Very nice Dave!  :)  Corona’s method perhaps seems weird because it’s (effectively) a Publish-Subscribe pattern (where Runtime is the broker) – so it’s similar, but not quite same as observer.  Some pub-subs are “hybrid”, allowing you to target a specific recipient for example (or other features - categorical topics, etc), and thus can more closely mimic observer, but as it stands, there’s still a void for something more “direct” like your approach.  But I (too) rarely go to that much trouble when simpler approaches will do.

Thanks Dave, nice name!  :smiley:

I suppose you could consider Corona’s messaging mechanism as Pub/Sub if you implement an intermediate message filtering broker using Runtime:dispatchEvent() or other methods.

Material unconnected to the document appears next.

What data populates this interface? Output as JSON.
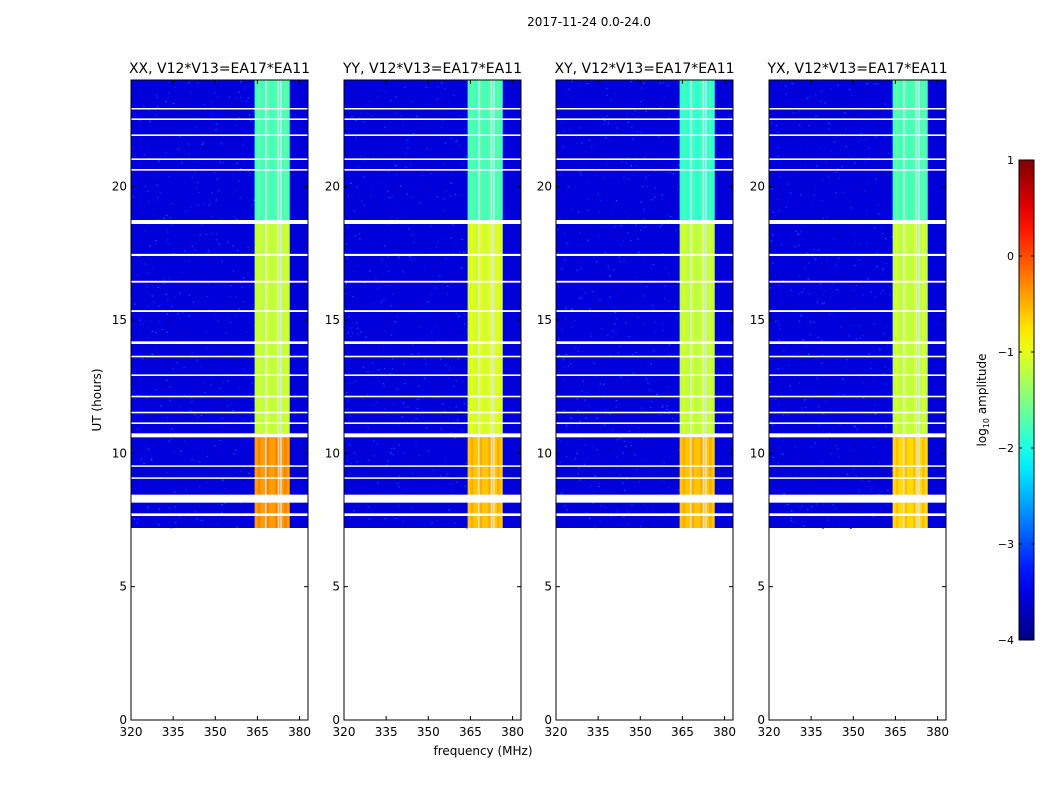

As for hybrid approaches, my EventDispatcher is also not a pure Observer implementation because it handles dispatching different methods and not just update().

Btw, I enjoyed watching you and your son programming together!

Cheers,

Dave

@sporkfin Yep, I use a nifty little passthrough to send mouse movements to the touch even on objects to do simple mouseOvers… The hard part with touches is getting the event to the right object. Usually that means a separate event listener for each object.